If you consider Tamny’s argument that Americans grasp the real economic picture, perhaps it should be mentioned that the median real household income in the U.S. has been largely stagnant for three decades, and has been declining for the past five years (see here). In this respect, rosy economic pronouncements pale in comparison to stagnant or declining real household purchasing power for most Americans.
So what is the administration doing to strengthen the dollar? That opens an interesting can of worms. Experts disagree about what policies and elements actually strengthen or weaken the dollar. Cato Institute fellow Steve H. Hanke claims here that the government is largely impotent to affect the value of the dollar on the international market.
“Let's get one thing straight: No dollar policy, strong or weak, exists in the U.S. Nor can it. That's because the U.S. has for years embraced a floating exchange rate. In other words, the dollar is on autopilot and finds its own level among other currencies. When traders, investors and foreign central banks are net purchasers of U.S. currency and assets denominated in it, the dollar strengthens. When they're not, the dollar weakens.”In other words, the market for money works on the supply-demand curve, just like other markets. Many elements of supply and demand are simply beyond the capability of our country’s government to influence in any substantive way. Dollar strength is largely dictated by demand for foreign investment in U.S. properties and securities.

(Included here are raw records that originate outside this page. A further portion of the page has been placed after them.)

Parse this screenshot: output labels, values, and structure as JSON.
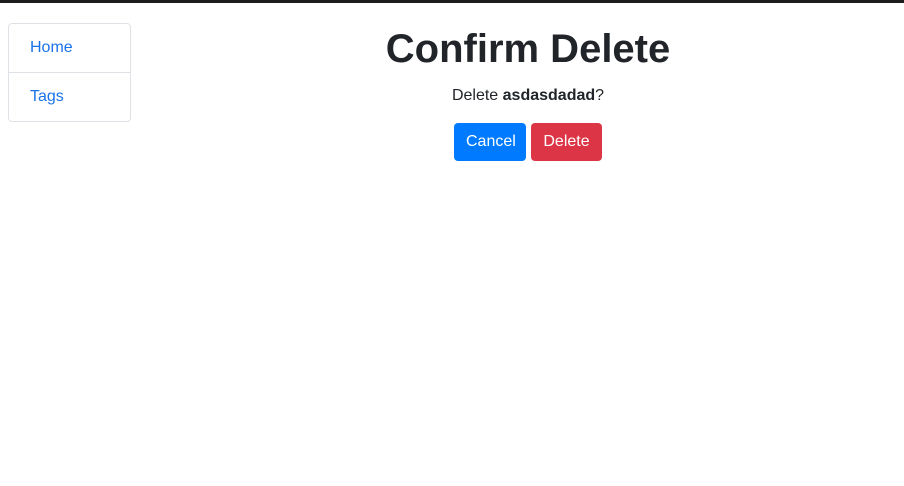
{
  "nav": {
    "items": [
      {
        "label": "Home"
      },
      {
        "label": "Tags"
      }
    ]
  },
  "main": {
    "title": "Confirm Delete",
    "prompt_prefix": "Delete ",
    "item_name": "asdasdadad",
    "prompt_suffix": "?",
    "cancel_label": "Cancel",
    "delete_label": "Delete"
  },
  "colors": {
    "primary": "#007bff",
    "danger": "#dc3545",
    "link": "#1a73e8"
  }
}
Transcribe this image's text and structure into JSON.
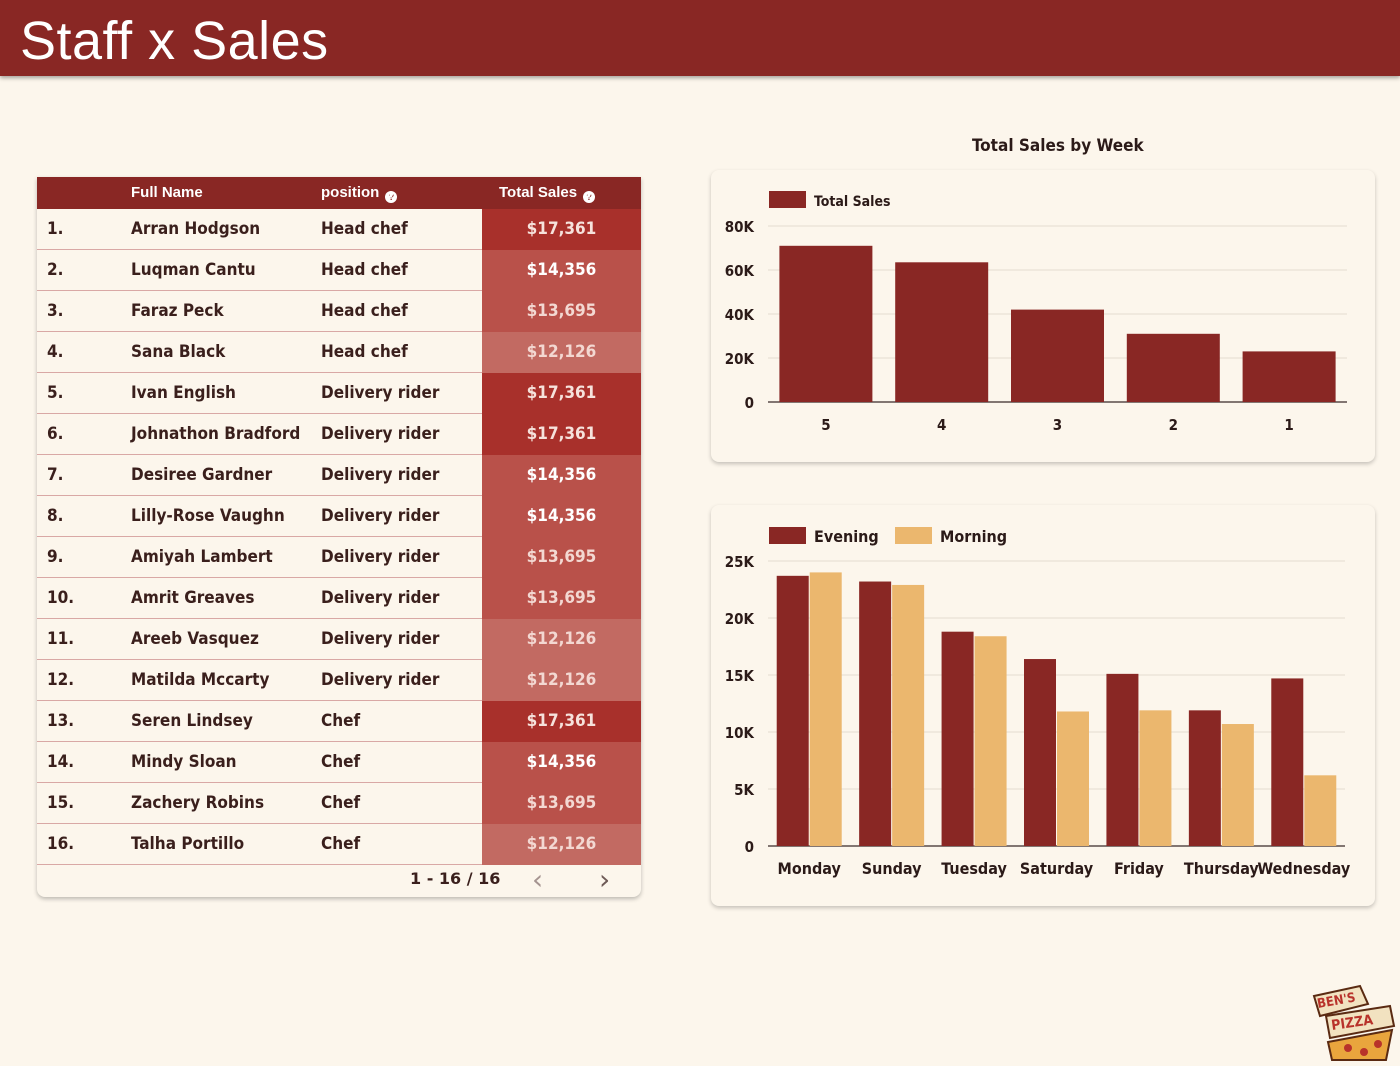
{
  "header": {
    "title": "Staff x Sales"
  },
  "table": {
    "columns": {
      "name": "Full Name",
      "position": "position",
      "sales": "Total Sales"
    },
    "rows": [
      {
        "num": "1.",
        "name": "Arran Hodgson",
        "position": "Head chef",
        "sales": "$17,361",
        "value": 17361
      },
      {
        "num": "2.",
        "name": "Luqman Cantu",
        "position": "Head chef",
        "sales": "$14,356",
        "value": 14356
      },
      {
        "num": "3.",
        "name": "Faraz Peck",
        "position": "Head chef",
        "sales": "$13,695",
        "value": 13695
      },
      {
        "num": "4.",
        "name": "Sana Black",
        "position": "Head chef",
        "sales": "$12,126",
        "value": 12126
      },
      {
        "num": "5.",
        "name": "Ivan English",
        "position": "Delivery rider",
        "sales": "$17,361",
        "value": 17361
      },
      {
        "num": "6.",
        "name": "Johnathon Bradford",
        "position": "Delivery rider",
        "sales": "$17,361",
        "value": 17361
      },
      {
        "num": "7.",
        "name": "Desiree Gardner",
        "position": "Delivery rider",
        "sales": "$14,356",
        "value": 14356
      },
      {
        "num": "8.",
        "name": "Lilly-Rose Vaughn",
        "position": "Delivery rider",
        "sales": "$14,356",
        "value": 14356
      },
      {
        "num": "9.",
        "name": "Amiyah Lambert",
        "position": "Delivery rider",
        "sales": "$13,695",
        "value": 13695
      },
      {
        "num": "10.",
        "name": "Amrit Greaves",
        "position": "Delivery rider",
        "sales": "$13,695",
        "value": 13695
      },
      {
        "num": "11.",
        "name": "Areeb Vasquez",
        "position": "Delivery rider",
        "sales": "$12,126",
        "value": 12126
      },
      {
        "num": "12.",
        "name": "Matilda Mccarty",
        "position": "Delivery rider",
        "sales": "$12,126",
        "value": 12126
      },
      {
        "num": "13.",
        "name": "Seren Lindsey",
        "position": "Chef",
        "sales": "$17,361",
        "value": 17361
      },
      {
        "num": "14.",
        "name": "Mindy Sloan",
        "position": "Chef",
        "sales": "$14,356",
        "value": 14356
      },
      {
        "num": "15.",
        "name": "Zachery Robins",
        "position": "Chef",
        "sales": "$13,695",
        "value": 13695
      },
      {
        "num": "16.",
        "name": "Talha Portillo",
        "position": "Chef",
        "sales": "$12,126",
        "value": 12126
      }
    ],
    "pagination": "1 - 16 / 16"
  },
  "colors": {
    "brand": "#892724",
    "bar_primary": "#892724",
    "bar_secondary": "#ebb76e",
    "sales_high": "#a8302b",
    "sales_mid": "#b9514a",
    "sales_low": "#c26a62",
    "background": "#fcf6ec"
  },
  "logo": {
    "text": "BEN'S PIZZA"
  },
  "chart_data": [
    {
      "type": "bar",
      "title": "Total Sales by Week",
      "categories": [
        "5",
        "4",
        "3",
        "2",
        "1"
      ],
      "series": [
        {
          "name": "Total Sales",
          "values": [
            71000,
            63500,
            42000,
            31000,
            23000
          ]
        }
      ],
      "yticks": [
        "0",
        "20K",
        "40K",
        "60K",
        "80K"
      ],
      "ylim": [
        0,
        80000
      ],
      "legend": "top-left",
      "grid": true
    },
    {
      "type": "bar",
      "title": "",
      "categories": [
        "Monday",
        "Sunday",
        "Tuesday",
        "Saturday",
        "Friday",
        "Thursday",
        "Wednesday"
      ],
      "series": [
        {
          "name": "Evening",
          "values": [
            23700,
            23200,
            18800,
            16400,
            15100,
            11900,
            14700
          ]
        },
        {
          "name": "Morning",
          "values": [
            24000,
            22900,
            18400,
            11800,
            11900,
            10700,
            6200
          ]
        }
      ],
      "yticks": [
        "0",
        "5K",
        "10K",
        "15K",
        "20K",
        "25K"
      ],
      "ylim": [
        0,
        25000
      ],
      "legend": "top-left",
      "grid": true
    }
  ]
}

But the government can impact foreign demand for U.S. securities by changing corporate law. In fact, this is what the government did when it enacted the Sarbanes-Oxley Act in the wake of Enron and other high profile corporate scandals.
The Wall Street Journal editors argue here, “Sarbox has added hundreds of billions of dollars in compliance costs, and for no clear public gain.” They argue that outside of the handful of serious corporate problems that were dealt with under previously existing laws, very little corporate malfeasance has been detected despite the SarbOx witch hunt. The WSJ editors note here that the heavy-handed SarbOx regulations have caused a “remarkable slowdown in U.S. initial public offerings,” and have caused a major shift in foreign investors avoiding U.S. securities.
To put this all together:
- It seems that the government’s ability to influence the value of the dollar on the international market is limited.
- But within that limited scope, the government helped further weaken the already-weak dollar by passing heavy-handed corporate governance laws and regulations in an overreaction to corruption in a handful of corporations.
- The nation’s true economic picture is not as rosy as the broad numbers would suggest because a weak dollar means that average Americans are already suffering the effects of impending and/or hidden inflation.
- One of the symptoms of this may be stagnant and declining real household purchasing power.
- Consumers will act according to the real economic situation rather than to the picture painted by either the government or the MSM.
- Despite government’s limited role in affecting dollar strength, voters will take their ire out on those they deem to be responsible for an economy that is less robust than they think it ought to be.